検証実験フライトにむけて数人のスタッフが離陸準備をしている。青のジャンパーを着たスタッフの左肩にはJTSB(運輸安全委員会)のロゴも見える。
フライトレーダー上の川崎BK117C-2(JA21RH)の航跡。途中電波の受信状態の問題か、航跡に若干の乱れが見受けられるが、それでも時折実験が行なわれたと思われるRWY36側に近づいている様子が分かる。
Courtesy of
Flightradar24.com.
こちらはセスナ・サイテーションCJ4「チェックスター」(JA009G)の航跡。何度もRWY36にアプローチしている様子がうかがえる。
Courtesy of
Flightradar24.com.

 羽田空港の事故は、2024年1月2日、C滑走路に停止していた海上保安庁のDHC-8-300と、着陸したJAL516便(エアバスA350-900・登録記号JA13XJ)が衝突し、海保機側の乗員5名が死亡。一方、JAL機側は乗員乗客379名全員が機体から脱出したというものだ。運輸安全委員会は2024年12月に公表した経過報告で、海保機側の滑走路誤進入、その事実についての管制側の未認識、JAL機側の視認困難という3つの要因を列挙している。
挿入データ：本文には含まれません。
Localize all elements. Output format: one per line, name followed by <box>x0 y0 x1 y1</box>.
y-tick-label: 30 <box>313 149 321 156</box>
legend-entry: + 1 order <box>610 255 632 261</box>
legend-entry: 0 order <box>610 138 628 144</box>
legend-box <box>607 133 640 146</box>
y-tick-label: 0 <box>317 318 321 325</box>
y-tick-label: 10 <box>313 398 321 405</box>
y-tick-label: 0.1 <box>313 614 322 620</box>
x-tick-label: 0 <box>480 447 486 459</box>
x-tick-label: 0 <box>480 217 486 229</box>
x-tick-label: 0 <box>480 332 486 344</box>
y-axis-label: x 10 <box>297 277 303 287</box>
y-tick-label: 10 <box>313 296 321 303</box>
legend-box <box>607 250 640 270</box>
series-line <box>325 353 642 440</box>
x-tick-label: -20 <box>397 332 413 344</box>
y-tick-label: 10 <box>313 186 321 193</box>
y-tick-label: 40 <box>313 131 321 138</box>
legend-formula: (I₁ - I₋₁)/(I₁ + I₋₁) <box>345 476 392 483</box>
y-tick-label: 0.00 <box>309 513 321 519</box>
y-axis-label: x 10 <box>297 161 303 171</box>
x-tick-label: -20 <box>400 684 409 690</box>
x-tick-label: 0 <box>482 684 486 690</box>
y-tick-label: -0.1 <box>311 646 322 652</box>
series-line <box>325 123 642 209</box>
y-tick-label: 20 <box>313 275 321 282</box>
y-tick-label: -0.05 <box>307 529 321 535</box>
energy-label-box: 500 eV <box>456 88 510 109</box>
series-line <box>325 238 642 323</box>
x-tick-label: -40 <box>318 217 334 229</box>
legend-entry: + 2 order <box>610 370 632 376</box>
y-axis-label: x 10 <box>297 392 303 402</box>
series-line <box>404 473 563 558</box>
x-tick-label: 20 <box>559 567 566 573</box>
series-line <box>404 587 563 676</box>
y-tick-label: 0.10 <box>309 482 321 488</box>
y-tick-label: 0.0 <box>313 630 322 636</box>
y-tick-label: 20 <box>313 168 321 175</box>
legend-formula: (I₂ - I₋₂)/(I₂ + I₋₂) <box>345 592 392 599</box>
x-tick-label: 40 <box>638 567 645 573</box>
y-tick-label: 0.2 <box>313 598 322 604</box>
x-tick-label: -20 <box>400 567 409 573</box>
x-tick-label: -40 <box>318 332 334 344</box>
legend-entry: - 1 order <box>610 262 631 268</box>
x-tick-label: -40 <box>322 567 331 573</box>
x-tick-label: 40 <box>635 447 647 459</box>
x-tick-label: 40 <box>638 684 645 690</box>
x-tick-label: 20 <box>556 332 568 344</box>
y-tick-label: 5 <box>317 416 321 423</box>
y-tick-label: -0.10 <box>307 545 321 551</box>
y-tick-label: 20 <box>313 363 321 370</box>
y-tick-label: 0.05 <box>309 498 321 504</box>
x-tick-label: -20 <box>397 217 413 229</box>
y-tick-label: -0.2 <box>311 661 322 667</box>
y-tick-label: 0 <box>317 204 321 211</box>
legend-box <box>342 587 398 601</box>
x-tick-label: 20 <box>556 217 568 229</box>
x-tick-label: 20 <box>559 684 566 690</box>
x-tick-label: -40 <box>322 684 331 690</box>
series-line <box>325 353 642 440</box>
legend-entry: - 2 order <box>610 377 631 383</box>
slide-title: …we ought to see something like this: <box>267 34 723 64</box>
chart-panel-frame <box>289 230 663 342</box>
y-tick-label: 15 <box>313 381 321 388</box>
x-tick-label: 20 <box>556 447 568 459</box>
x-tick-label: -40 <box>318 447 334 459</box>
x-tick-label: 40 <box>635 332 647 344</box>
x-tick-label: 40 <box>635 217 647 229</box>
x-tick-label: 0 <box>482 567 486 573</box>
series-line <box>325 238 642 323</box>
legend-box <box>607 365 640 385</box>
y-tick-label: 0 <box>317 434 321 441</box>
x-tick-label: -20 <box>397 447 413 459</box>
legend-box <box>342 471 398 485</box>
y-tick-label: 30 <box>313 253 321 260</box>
 今回のように、実機と実際の灯火環境を用いてパイロットの視界を検証する試みは国内でも極めて異例だが、その分だけ、今後の報告書が灯火のあり方や、滑走路監視の手法をどう位置づけるのかを見極める上で重要な材料となるはずだ。この再現実験の結果が、今後の事故調査報告書にどのように反映されるのか、引き続き注目していきたい。

2024年1月、海保機と衝突後、C滑走路脇で焼損したJAL516便のエアバスA350-900(JA13XJ)。この事故で海保機に搭乗していた6名のうち5名の命が奪われた。一方で、JAL機側は乗員乗客379人全員が機外へ脱出した。